Fyffe High School last week published a post on Facebook inviting members of the public to voluntarily attend the event scheduled for this Sunday.
“Please join us in praying for God’s protective hand to be over our schools, facilities, and students,” the post said.
However, the out-of-state Freedom From Religion Foundation has since jumped at the chance to attack yet another Alabama public school, calling for an investigation in a letter to the DeKalb County superintendent dated July 26.
The Freedom From Religion Foundation called the school’s Facebook post and the scheduled event “a constitutional violation.”

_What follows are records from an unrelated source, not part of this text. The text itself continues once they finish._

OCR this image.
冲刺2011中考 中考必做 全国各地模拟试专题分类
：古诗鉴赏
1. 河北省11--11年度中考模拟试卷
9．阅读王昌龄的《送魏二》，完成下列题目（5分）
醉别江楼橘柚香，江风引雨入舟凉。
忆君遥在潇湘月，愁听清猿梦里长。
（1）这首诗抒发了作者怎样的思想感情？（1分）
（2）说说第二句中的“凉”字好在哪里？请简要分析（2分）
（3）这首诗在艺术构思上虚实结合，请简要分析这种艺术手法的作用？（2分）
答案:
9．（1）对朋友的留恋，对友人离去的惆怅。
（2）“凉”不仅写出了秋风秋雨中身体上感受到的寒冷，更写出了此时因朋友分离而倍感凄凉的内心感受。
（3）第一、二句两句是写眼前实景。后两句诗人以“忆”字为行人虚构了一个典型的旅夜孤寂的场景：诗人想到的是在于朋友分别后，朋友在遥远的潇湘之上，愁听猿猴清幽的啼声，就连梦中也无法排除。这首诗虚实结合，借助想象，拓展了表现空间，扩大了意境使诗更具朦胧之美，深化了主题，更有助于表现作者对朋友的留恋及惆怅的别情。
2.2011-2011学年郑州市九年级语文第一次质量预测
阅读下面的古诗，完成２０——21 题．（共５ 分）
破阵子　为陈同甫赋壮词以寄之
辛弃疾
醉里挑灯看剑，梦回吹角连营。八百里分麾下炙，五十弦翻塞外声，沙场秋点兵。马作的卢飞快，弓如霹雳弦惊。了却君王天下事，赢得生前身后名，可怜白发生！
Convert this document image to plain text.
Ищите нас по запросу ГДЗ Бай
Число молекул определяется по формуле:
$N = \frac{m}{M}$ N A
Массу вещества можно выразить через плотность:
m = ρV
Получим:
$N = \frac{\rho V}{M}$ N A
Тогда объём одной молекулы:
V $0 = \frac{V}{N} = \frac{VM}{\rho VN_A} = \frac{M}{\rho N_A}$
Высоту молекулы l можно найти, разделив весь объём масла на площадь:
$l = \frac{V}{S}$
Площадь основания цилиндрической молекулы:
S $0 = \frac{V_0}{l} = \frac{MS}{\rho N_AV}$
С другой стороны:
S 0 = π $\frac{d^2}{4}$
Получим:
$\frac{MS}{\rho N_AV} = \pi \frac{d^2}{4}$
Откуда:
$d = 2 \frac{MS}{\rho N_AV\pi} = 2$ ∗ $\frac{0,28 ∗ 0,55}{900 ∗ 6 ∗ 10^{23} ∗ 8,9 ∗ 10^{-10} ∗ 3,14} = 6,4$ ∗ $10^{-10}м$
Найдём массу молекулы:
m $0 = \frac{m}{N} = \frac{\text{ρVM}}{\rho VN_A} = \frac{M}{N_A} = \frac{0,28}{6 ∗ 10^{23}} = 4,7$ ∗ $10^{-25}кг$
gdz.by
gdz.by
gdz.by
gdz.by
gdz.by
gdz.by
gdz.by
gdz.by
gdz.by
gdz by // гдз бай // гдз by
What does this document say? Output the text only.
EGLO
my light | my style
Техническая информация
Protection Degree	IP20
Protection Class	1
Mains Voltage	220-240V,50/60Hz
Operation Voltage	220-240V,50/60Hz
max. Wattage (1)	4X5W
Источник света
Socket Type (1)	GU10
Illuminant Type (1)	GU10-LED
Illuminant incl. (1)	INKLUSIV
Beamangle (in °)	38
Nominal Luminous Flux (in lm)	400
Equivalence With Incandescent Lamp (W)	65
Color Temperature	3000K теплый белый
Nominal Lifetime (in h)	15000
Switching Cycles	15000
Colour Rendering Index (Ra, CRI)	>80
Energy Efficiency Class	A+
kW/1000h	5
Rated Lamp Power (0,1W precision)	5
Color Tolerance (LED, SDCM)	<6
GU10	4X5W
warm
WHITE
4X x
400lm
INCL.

“We write to ensure that DeKalb County Schools does not allow its employees to organize or participate in religious events while acting as district representatives,” the letter said.
The Freedom From Religion Foundation also warned that the voluntary worship service could be a way to “unlawfully and inappropriately indoctrinat[e] students in religious matters.”
In a statement to Yellowhammer News, Tuberville, a Republican 2020 U.S. Senate candidate, stood up for Fyffe High School, as well as the rights of all Alabama public schools.
“The values and traditions that serve as the moral foundation of our country are under attack from socialist democrats in Washington,” he decried.
Tuberville also went a step further, saying he would introduce a constitutional amendment in Congress to protect school prayer if elected.
“When I get elected to the Senate I will immediately put forth an amendment to protect prayer in schools,” Tuberville emphasized. “God and prayer are the cornerstone of our nation.”
Additionally, he posted on Facebook about the incident, voicing his support for the DeKalb County superintendent.
This is far from the first time the Freedom From Religion Foundation has focused its tentacles on Alabama.
In May, the atheist organization charged that coaches in Chatom were doing “illegal” activities when they oversaw 18 football players get baptized near the field, according to Fox News.
Auburn University’s football program even came under fire from the Freedom From Religion Foundation last year, with Alabama Attorney General Steve Marshall jumping in to defend the university.
The organization’s fury does not stop at educational institutions, either. For example, the Opp Police Department drew its ire earlier this year.